Leave it to my dear blogpal, Ron, to come up with a most timely and important subject...belonging. And leave it to me to start deconstructing the word...

I remember taking a literature class under Arthur Holmberg called "Intimacy and Isolation", which looked at the myriad ways in which these opposing themes played out in literature since the time of the Sumerians...who portrayed in their poetry a natural sense of love, in poems such as "My Honey Man", wherein the details of their love, as expressed toward their beloved, was redolent with terms such as honey, nectar, flower and the like.

But words of longing were not present, at least until the Egyptians began to express it in their poetry. As civilizations and cultures arose, each bore a distinctive stamp, and some added to the evolution of love, for lack of better words. Courtly Love, for example, didn't come until much later, and Courtney Love much later still, with the invention of the "Hole".

Do I hear thunder?

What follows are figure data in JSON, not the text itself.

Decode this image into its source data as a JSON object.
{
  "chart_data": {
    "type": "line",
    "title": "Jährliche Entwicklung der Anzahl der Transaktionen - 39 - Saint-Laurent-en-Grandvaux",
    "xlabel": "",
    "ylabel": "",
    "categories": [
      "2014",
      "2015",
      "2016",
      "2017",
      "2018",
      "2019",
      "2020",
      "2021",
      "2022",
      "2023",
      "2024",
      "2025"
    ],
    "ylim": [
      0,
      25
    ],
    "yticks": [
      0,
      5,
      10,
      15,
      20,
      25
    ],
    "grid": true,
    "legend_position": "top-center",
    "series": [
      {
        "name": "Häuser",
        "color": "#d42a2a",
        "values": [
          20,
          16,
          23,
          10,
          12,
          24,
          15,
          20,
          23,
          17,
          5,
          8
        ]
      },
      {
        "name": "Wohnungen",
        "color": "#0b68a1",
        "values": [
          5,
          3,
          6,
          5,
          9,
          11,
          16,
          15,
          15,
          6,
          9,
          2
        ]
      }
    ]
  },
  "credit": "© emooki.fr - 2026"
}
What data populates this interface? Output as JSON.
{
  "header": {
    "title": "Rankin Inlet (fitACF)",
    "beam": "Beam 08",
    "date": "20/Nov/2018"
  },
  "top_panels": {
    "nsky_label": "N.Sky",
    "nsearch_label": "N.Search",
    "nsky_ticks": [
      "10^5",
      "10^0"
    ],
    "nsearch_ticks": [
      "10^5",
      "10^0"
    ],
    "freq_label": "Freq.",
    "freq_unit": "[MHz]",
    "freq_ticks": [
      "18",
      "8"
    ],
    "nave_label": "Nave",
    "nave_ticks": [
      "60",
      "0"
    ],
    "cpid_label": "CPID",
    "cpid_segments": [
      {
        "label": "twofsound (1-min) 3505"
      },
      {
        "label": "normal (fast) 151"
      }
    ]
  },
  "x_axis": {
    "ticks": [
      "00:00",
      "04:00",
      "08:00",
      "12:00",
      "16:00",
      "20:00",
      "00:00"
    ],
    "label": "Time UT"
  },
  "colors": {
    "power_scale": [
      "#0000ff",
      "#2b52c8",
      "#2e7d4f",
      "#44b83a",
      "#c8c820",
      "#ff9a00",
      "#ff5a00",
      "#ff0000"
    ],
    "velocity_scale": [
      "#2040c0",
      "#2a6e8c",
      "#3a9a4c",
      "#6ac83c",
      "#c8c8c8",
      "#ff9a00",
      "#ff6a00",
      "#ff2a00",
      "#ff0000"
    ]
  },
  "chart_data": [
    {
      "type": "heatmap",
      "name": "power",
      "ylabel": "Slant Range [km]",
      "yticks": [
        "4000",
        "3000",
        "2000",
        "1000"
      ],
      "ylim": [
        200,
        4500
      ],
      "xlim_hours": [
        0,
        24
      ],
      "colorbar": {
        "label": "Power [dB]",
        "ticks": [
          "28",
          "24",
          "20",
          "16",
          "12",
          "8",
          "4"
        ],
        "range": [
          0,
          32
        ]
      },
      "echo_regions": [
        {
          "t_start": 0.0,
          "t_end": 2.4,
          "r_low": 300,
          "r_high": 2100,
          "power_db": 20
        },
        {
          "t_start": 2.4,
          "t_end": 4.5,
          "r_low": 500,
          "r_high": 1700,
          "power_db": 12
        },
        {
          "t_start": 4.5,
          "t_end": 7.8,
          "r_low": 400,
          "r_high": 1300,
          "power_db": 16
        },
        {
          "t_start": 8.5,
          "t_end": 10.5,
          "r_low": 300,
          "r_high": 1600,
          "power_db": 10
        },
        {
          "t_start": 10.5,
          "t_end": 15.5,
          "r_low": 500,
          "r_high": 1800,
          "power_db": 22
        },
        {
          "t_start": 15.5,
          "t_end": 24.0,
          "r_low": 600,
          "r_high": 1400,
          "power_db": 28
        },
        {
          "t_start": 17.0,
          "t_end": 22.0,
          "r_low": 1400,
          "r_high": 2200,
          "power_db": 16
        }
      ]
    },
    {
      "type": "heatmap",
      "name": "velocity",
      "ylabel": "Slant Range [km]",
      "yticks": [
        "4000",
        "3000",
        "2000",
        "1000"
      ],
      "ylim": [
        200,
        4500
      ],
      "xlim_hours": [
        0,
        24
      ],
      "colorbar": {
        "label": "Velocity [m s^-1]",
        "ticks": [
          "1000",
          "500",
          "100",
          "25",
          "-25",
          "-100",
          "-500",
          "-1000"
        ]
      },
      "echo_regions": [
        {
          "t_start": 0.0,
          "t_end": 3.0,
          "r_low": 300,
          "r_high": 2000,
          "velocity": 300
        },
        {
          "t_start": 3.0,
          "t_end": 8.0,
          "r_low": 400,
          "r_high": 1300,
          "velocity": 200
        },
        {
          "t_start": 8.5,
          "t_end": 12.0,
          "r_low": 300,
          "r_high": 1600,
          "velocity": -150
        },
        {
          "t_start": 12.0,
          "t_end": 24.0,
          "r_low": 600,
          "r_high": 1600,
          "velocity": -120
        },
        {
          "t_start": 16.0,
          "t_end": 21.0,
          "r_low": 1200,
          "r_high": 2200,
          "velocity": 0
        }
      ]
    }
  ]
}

Am I going to have to disconnect?

My own dear folks are chiefly responsible for inculcating in me a sense of helping others feel they belong, and in the process, I rarely felt that I didn't belong, even while sporting the most ostracisable sartorial contraptions. I feel as if I have had implanted within me an organ of perception, laced with empathy, such that another's discomfort is my discomfort. And when I see other's bearing the brunt and bruises of insensitive others, my Davidic nature, no fan of the Overdog, bites at my ear, a myktysen of conscience, blood and deed flowing to where the need.

My first other-worldly friend was probably Manuel, who had moved to Charlotte from Nantucket when I was in the sixth grade. He and I gravitated to one another, as we saw each other as sufficiently strange and knowledgeable. The word, "yankee" never issued from my folks mouths, and the same acceptance was shown when I brought home Jewish, Muslim, Hindu, Buddhist, African-American, gay, atheistic, or any other persuasion -- except those of similar background who nevertheless seemed to be up to no good. In retrospect, I appreciate their good judgement.

I have found bloggers, in general, to share this quality of acceptance and belongingness.

When I think back on times and places where I was made to feel I didn't belong, in most instances, I am glad I was forewarned.

Shortening is a type of grease you use in cooking. It is also what happens to your original post when thunderstorms cause you to have to unplug your computer and wait for the turbulence to clear.